Not all of the restored C-47s flying from Oxford — considered the workhorse of air transport during the war — were present on D-Day. The C-47 now nicknamed “Betsy’s Biscuit Bomber” for its participation in the Berlin Airlift in 1948, arrived after the Normandy landings. The aircraft served with the 9th Air Force in Europe, and later served with the Belgian, French and Israeli air forces.
Much money, planning and training have gone into the event, which serves both as a way to educate the public, particularly younger generations, on this significant time in history, and to honor the soldiers who took part, like retired Lt. Col. David Hamilton of the U.S. Army Air Force. He was among the first Americans to arrive in Normandy in the early hours of June 6, 1944.
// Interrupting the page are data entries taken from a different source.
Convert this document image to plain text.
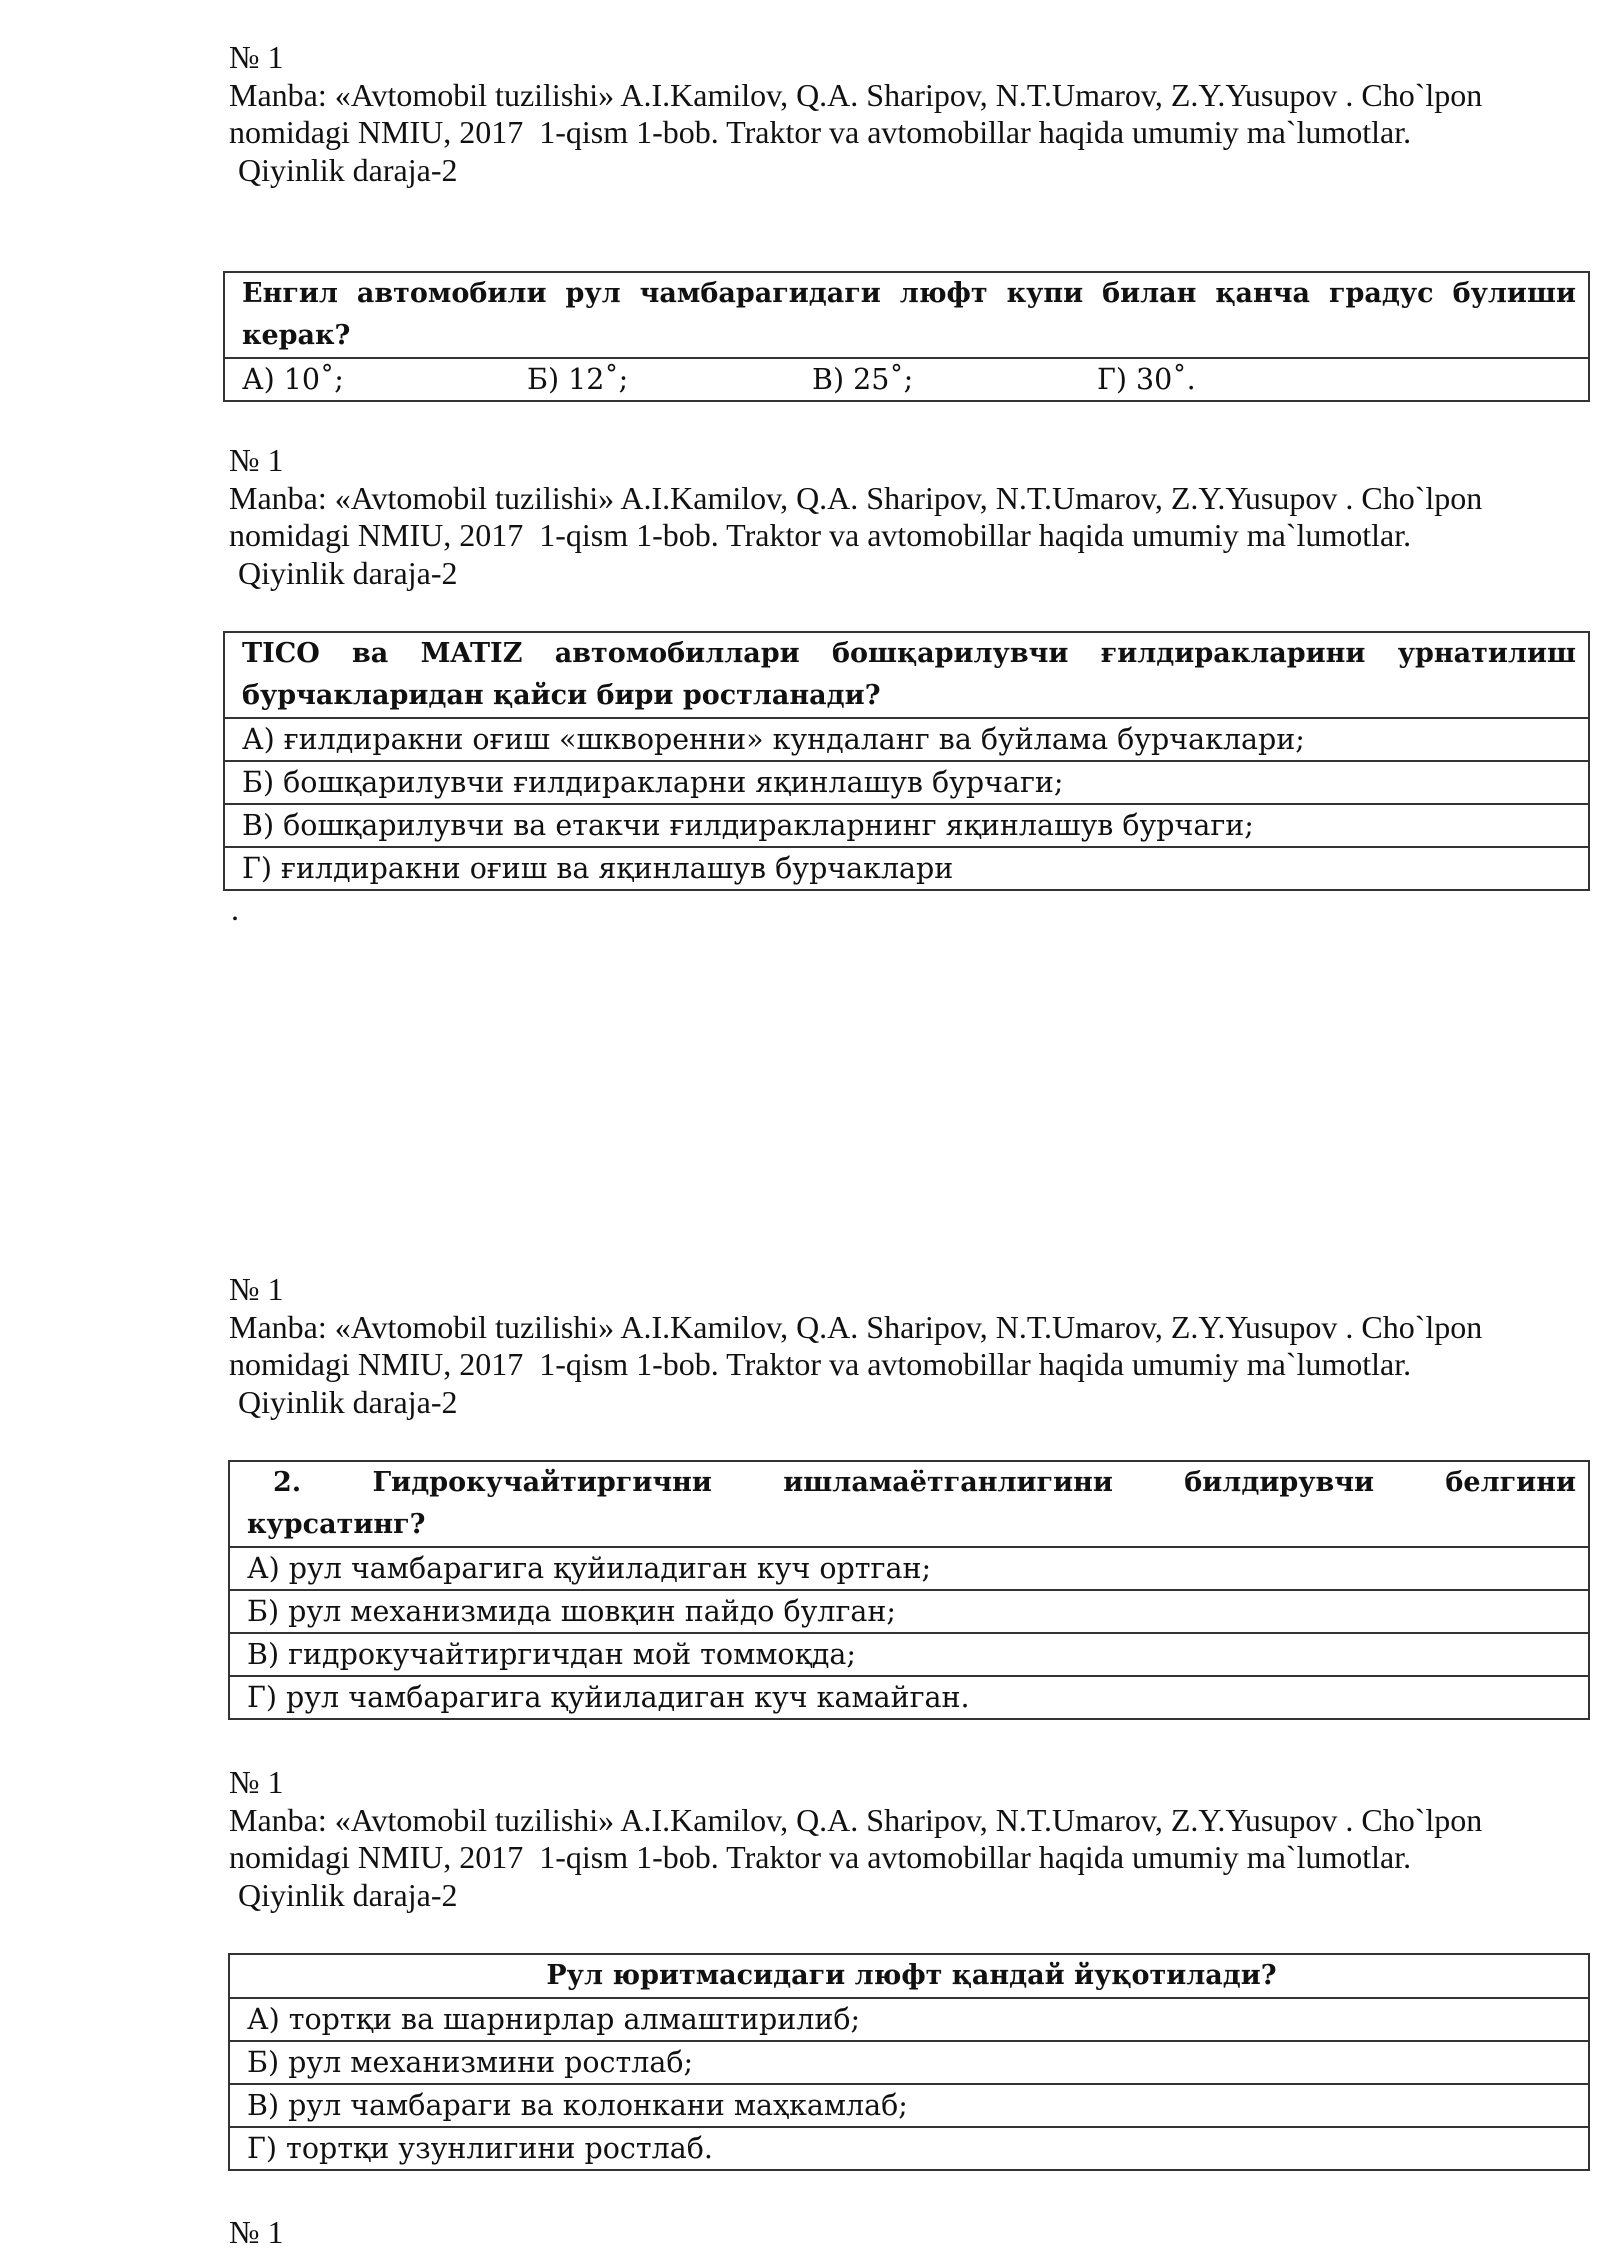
№ 1
Manba: «Avtomobil tuzilishi» A.I.Kamilov, Q.A. Sharipov, N.T.Umarov, Z.Y.Yusupov . Cho`lpon
nomidagi NMIU, 2017  1-qism 1-bob. Traktor va avtomobillar haqida umumiy ma`lumotlar.
Qiyinlik daraja-2
Енгил автомобили рул чамбарагидаги люфт купи билан қанча градус булиши
керак?
А) 10˚;	Б) 12˚;	В) 25˚;	Г) 30˚.
№ 1
Manba: «Avtomobil tuzilishi» A.I.Kamilov, Q.A. Sharipov, N.T.Umarov, Z.Y.Yusupov . Cho`lpon
nomidagi NMIU, 2017  1-qism 1-bob. Traktor va avtomobillar haqida umumiy ma`lumotlar.
Qiyinlik daraja-2
TICO ва MATIZ автомобиллари бошқарилувчи ғилдиракларини урнатилиш
бурчакларидан қайси бири ростланади?
А) ғилдиракни оғиш «шкворенни» кундаланг ва буйлама бурчаклари;
Б) бошқарилувчи ғилдиракларни яқинлашув бурчаги;
В) бошқарилувчи ва етакчи ғилдиракларнинг яқинлашув бурчаги;
Г) ғилдиракни оғиш ва яқинлашув бурчаклари
.
№ 1
Manba: «Avtomobil tuzilishi» A.I.Kamilov, Q.A. Sharipov, N.T.Umarov, Z.Y.Yusupov . Cho`lpon
nomidagi NMIU, 2017  1-qism 1-bob. Traktor va avtomobillar haqida umumiy ma`lumotlar.
Qiyinlik daraja-2
2. Гидрокучайтиргични ишламаётганлигини билдирувчи белгини
курсатинг?
А) рул чамбарагига қуйиладиган куч ортган;
Б) рул механизмида шовқин пайдо булган;
В) гидрокучайтиргичдан мой томмоқда;
Г) рул чамбарагига қуйиладиган куч камайган.
№ 1
Manba: «Avtomobil tuzilishi» A.I.Kamilov, Q.A. Sharipov, N.T.Umarov, Z.Y.Yusupov . Cho`lpon
nomidagi NMIU, 2017  1-qism 1-bob. Traktor va avtomobillar haqida umumiy ma`lumotlar.
Qiyinlik daraja-2
Рул юритмасидаги люфт қандай йуқотилади?
А) тортқи ва шарнирлар алмаштирилиб;
Б) рул механизмини ростлаб;
В) рул чамбараги ва колонкани маҳкамлаб;
Г) тортқи узунлигини ростлаб.
№ 1
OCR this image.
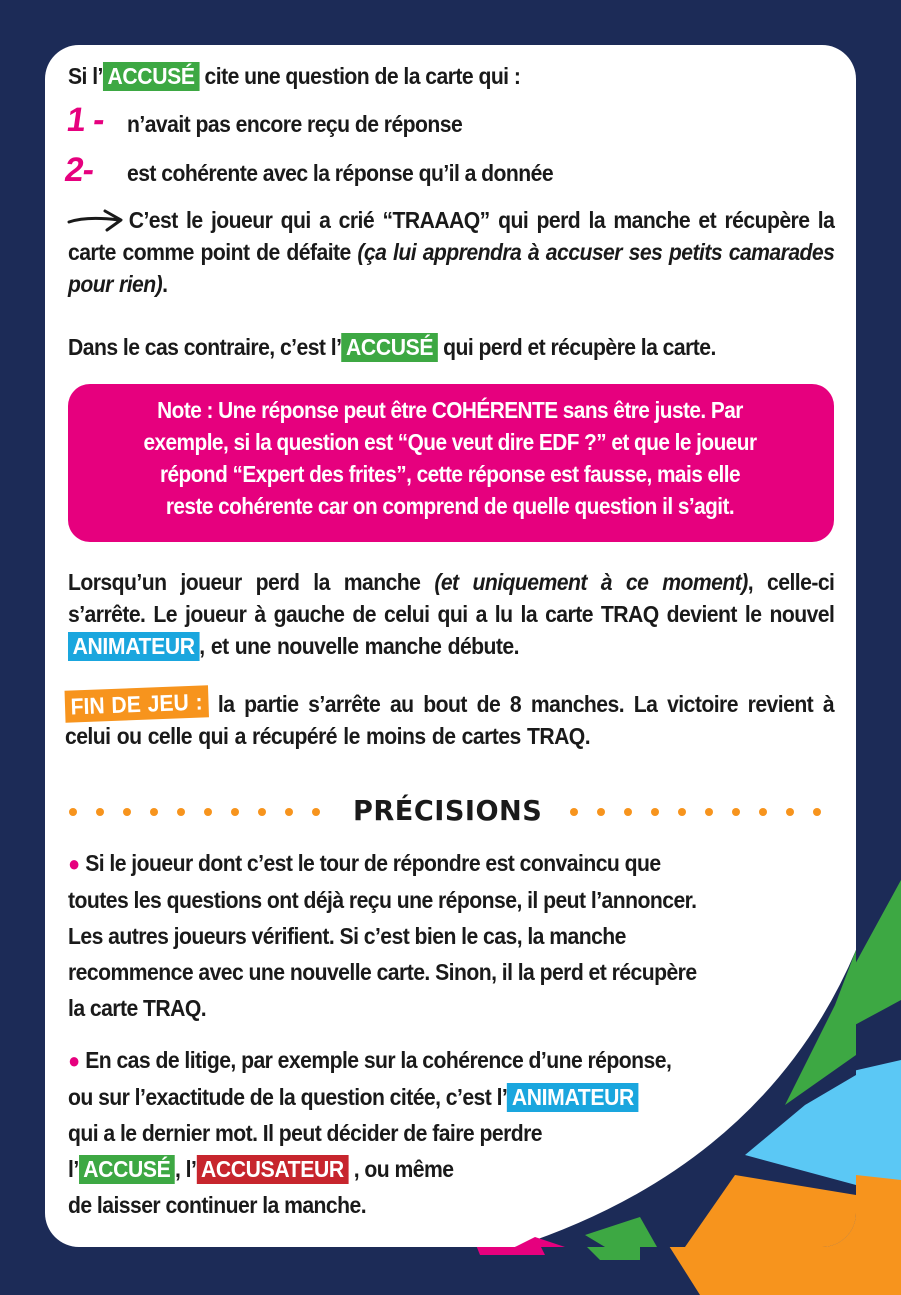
Si l’ ACCUSÉ cite une question de la carte qui :
1 - n’avait pas encore reçu de réponse
2- est cohérente avec la réponse qu’il a donnée
C’est le joueur qui a crié “TRAAAQ” qui perd la manche et récupère la carte comme point de défaite (ça lui apprendra à accuser ses petits camarades pour rien).
Dans le cas contraire, c’est l’ ACCUSÉ qui perd et récupère la carte.
Note : Une réponse peut être COHÉRENTE sans être juste. Par
exemple, si la question est “Que veut dire EDF ?” et que le joueur
répond “Expert des frites”, cette réponse est fausse, mais elle
reste cohérente car on comprend de quelle question il s’agit.
Lorsqu’un joueur perd la manche (et uniquement à ce moment), celle-ci s’arrête. Le joueur à gauche de celui qui a lu la carte TRAQ devient le nouvel ANIMATEUR , et une nouvelle manche débute.
FIN DE JEU : la partie s’arrête au bout de 8 manches. La victoire revient à celui ou celle qui a récupéré le moins de cartes TRAQ.
PRÉCISIONS
● Si le joueur dont c’est le tour de répondre est convaincu que
toutes les questions ont déjà reçu une réponse, il peut l’annoncer.
Les autres joueurs vérifient. Si c’est bien le cas, la manche
recommence avec une nouvelle carte. Sinon, il la perd et récupère
la carte TRAQ.
● En cas de litige, par exemple sur la cohérence d’une réponse,
ou sur l’exactitude de la question citée, c’est l’ ANIMATEUR
qui a le dernier mot. Il peut décider de faire perdre
l’ ACCUSÉ , l’ ACCUSATEUR , ou même
de laisser continuer la manche.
“It felt familiar,” Hamilton, 96, a World War II Pathfinder, said after flying in the C-47 nicknamed “D-Day Doll.”
Hamilton was among the first Americans to arrive in Normandy, piloting one of the C-47s that dropped more than 13,000 paratroopers behind enemy lines on the eve of D-Day. He recalled arriving to a pitch-black sky with a full moon, and an “infamous cloud cover over the drop zones that couldn’t be reported because of radio silence.”
The magnitude of what Hamilton experienced didn’t hit him until he was flying back home.
“I looked at the radar scope and it looked like you could walk almost from England to France,” he said.
He called his crew to look and sanid, “remember this because this will give you some idea of the magnitude of what we’ve done.”
Now, he said, what strikes him is “that I lived through it,” he said.